Well, backing up by copying doesn't neccissarily result in a consistent state if there are writes to the database. For that you have to use the SQLite `.backup` command (or using the backup API https://sqlite.org/c3ref/backup_finish.html) after which the backup database has to be copied over to backup storage (or backup storage has to be mounted to the production system, which is dangerous)
Use "rsync" instead of "cp". After it finishes copying, it will check to see if the file has changed since it started copying, and will restart the copy if so (with a limited number of retries).
If copying the entire database is faster than your average update right, this will converge very quickly and will deliver a consistent copy.
For many small applications, this is perfectly fine. It's not much harder to just "sqlite3 $file ".backup $backupfile"' (that's literally all it takes, and what you should do) and guarantee consistency. But it's nice to know that a simple "rsync" is sufficient for slowly-updating uses - e.g.
And as for the other side of backup, you know -- restore -- sqlite shines brighter than everything else. You can just take a good copy and put it back. You can examine the file everywhere, on a read only system, etc - without configuring anything if needed.

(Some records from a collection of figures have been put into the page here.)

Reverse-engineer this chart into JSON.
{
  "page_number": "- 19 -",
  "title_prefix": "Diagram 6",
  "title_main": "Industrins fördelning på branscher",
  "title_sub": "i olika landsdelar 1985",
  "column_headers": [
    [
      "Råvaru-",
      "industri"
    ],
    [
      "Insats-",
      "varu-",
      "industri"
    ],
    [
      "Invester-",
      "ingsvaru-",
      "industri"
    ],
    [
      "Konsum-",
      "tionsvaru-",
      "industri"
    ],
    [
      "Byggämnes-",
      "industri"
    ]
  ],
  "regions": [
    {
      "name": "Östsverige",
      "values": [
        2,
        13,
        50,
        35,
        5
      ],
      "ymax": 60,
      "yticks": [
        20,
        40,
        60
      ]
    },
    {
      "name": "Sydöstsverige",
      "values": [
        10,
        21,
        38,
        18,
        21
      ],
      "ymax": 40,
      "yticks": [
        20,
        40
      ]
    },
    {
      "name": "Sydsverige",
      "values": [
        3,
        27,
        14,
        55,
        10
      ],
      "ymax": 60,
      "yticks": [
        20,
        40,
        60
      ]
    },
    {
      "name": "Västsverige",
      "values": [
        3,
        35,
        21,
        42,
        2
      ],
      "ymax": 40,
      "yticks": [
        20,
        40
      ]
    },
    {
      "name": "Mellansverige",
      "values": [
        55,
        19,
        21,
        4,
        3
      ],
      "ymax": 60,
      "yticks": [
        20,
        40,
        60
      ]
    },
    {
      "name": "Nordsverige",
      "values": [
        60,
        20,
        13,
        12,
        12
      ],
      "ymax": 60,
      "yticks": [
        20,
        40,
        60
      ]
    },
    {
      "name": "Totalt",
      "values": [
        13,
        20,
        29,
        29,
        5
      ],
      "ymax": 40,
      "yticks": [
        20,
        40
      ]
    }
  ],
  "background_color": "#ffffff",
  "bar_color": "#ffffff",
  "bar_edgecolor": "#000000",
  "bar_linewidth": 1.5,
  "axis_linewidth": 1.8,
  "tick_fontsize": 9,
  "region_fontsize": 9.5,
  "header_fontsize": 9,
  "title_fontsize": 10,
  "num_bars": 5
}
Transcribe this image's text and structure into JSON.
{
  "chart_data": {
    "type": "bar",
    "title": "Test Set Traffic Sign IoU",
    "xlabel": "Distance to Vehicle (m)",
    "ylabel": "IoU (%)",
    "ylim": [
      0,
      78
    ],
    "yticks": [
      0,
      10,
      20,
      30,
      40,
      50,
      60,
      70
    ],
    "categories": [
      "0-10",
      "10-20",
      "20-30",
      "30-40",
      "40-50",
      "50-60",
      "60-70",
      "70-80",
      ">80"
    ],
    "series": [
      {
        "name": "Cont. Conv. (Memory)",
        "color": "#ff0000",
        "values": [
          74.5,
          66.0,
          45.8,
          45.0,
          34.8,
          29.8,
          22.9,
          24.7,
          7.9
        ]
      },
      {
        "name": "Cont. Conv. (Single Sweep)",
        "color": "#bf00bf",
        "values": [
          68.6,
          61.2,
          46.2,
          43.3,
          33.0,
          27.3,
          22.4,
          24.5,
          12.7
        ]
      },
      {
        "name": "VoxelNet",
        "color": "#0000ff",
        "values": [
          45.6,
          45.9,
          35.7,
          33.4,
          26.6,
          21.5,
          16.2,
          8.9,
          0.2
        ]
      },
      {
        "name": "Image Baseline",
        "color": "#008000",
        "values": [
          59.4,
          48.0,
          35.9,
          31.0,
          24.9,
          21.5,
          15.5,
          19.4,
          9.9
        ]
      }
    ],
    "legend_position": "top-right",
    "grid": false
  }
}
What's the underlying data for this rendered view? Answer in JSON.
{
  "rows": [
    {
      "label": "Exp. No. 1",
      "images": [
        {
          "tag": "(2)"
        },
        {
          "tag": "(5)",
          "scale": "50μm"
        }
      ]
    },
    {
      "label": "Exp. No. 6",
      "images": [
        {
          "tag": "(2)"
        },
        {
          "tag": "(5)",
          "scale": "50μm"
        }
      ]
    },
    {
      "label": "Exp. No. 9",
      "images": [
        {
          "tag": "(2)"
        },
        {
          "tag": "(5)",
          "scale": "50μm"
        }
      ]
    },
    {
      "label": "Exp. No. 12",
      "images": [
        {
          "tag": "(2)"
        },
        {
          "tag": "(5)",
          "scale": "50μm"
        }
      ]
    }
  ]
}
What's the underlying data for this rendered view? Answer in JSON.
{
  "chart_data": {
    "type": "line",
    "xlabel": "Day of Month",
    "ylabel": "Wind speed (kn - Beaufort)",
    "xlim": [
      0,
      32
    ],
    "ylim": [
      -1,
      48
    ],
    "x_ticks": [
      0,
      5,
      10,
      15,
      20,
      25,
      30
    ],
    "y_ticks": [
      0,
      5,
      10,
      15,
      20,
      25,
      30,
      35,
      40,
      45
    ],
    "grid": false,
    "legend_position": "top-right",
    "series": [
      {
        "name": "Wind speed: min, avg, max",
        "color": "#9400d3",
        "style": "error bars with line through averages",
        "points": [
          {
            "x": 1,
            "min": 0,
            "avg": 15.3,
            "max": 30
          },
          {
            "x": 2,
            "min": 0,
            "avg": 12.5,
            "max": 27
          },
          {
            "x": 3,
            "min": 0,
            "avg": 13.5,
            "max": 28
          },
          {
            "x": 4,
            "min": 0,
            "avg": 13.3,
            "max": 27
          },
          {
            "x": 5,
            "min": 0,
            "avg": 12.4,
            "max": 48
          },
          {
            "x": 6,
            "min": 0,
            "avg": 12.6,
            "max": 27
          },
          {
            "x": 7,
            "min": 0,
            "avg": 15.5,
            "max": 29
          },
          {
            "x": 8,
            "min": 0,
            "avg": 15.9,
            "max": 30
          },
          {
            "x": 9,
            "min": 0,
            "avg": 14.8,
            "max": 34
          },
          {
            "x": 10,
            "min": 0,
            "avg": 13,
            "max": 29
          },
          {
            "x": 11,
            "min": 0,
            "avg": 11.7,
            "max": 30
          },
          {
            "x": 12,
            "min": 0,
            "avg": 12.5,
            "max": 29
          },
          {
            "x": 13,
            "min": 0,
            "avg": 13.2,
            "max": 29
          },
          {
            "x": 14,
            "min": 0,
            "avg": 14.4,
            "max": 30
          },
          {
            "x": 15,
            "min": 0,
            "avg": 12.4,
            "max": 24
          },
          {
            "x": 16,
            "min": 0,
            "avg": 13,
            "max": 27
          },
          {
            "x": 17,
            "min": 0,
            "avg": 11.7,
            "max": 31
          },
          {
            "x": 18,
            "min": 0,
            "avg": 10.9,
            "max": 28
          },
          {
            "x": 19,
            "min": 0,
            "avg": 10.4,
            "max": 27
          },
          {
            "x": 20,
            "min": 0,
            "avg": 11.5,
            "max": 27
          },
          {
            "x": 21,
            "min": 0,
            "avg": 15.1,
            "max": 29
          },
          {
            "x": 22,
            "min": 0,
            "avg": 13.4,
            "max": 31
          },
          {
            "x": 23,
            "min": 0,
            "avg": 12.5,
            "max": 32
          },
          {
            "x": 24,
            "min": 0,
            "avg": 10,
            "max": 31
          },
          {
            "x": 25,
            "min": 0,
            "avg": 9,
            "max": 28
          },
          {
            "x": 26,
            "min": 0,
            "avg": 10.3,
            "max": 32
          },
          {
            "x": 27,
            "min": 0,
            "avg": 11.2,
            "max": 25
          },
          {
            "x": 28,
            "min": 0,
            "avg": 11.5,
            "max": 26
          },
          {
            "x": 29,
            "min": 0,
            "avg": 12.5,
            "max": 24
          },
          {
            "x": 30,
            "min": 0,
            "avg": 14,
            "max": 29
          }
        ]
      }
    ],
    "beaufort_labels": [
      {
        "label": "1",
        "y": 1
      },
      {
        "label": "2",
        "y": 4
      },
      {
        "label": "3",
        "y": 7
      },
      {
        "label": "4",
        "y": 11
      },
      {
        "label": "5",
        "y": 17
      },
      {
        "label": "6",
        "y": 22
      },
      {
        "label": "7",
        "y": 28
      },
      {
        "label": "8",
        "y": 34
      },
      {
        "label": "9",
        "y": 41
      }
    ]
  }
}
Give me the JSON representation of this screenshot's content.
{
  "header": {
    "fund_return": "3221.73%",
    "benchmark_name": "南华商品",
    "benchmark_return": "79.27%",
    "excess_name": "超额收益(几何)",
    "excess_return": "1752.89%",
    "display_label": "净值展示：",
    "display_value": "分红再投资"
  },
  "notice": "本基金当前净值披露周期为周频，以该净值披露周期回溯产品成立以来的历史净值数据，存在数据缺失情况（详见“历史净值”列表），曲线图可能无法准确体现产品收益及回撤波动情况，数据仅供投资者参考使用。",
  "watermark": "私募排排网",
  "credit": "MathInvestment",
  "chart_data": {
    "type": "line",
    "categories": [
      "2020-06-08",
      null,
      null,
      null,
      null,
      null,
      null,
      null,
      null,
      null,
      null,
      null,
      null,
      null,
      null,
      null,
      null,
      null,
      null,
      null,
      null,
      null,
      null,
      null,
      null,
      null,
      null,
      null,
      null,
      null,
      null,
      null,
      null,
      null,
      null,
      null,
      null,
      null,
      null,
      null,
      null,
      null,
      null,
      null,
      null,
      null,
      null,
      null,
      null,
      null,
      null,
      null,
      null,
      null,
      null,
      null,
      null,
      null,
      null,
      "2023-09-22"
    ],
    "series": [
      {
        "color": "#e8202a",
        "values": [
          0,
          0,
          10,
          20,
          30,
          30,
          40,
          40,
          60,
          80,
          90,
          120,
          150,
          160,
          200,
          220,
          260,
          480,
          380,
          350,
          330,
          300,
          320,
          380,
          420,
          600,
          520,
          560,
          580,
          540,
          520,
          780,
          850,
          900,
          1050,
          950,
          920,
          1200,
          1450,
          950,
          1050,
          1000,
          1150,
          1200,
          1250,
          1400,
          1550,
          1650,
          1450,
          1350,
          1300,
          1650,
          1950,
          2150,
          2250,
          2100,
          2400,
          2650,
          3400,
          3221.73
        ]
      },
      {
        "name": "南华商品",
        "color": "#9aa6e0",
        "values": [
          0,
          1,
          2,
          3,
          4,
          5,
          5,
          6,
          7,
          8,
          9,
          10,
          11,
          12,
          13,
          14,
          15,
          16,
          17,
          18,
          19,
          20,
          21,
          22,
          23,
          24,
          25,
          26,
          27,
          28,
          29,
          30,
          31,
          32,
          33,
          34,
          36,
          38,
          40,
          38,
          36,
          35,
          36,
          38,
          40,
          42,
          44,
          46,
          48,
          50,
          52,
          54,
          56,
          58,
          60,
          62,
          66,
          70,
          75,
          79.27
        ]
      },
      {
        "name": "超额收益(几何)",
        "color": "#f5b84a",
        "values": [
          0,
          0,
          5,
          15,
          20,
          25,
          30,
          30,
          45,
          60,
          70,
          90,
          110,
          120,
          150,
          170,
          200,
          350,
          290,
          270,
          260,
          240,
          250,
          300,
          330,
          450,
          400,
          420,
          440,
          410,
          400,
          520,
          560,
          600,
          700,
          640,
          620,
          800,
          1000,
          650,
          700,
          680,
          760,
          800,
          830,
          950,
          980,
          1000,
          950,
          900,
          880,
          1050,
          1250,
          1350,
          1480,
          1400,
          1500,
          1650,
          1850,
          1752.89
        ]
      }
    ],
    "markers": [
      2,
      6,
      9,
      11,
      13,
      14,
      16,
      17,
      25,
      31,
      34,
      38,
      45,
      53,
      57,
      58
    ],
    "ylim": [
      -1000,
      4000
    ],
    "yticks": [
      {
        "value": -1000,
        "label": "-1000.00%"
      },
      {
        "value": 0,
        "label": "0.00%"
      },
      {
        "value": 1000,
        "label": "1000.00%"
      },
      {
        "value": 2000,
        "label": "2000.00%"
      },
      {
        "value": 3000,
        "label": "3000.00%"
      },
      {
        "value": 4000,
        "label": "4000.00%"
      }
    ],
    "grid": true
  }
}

SQLite loses most of its edge in concurrent write scenarios, but its read performance is difficult to beat.
A lot of it comes from what TFA says: there's no network roundtrip, but a function call. Even in a local machine, a unix socket query will carry at least a couple of system calls with potential context switches, and that makes regular RDBMS lag behind when you do tons of sequential and small queries.
Of course, when you have large results or complex queries that eat a bigger chunk of the time cake and that technical advantage wanes. After that, which RDBMS has the performance lead is largely workload-dependent.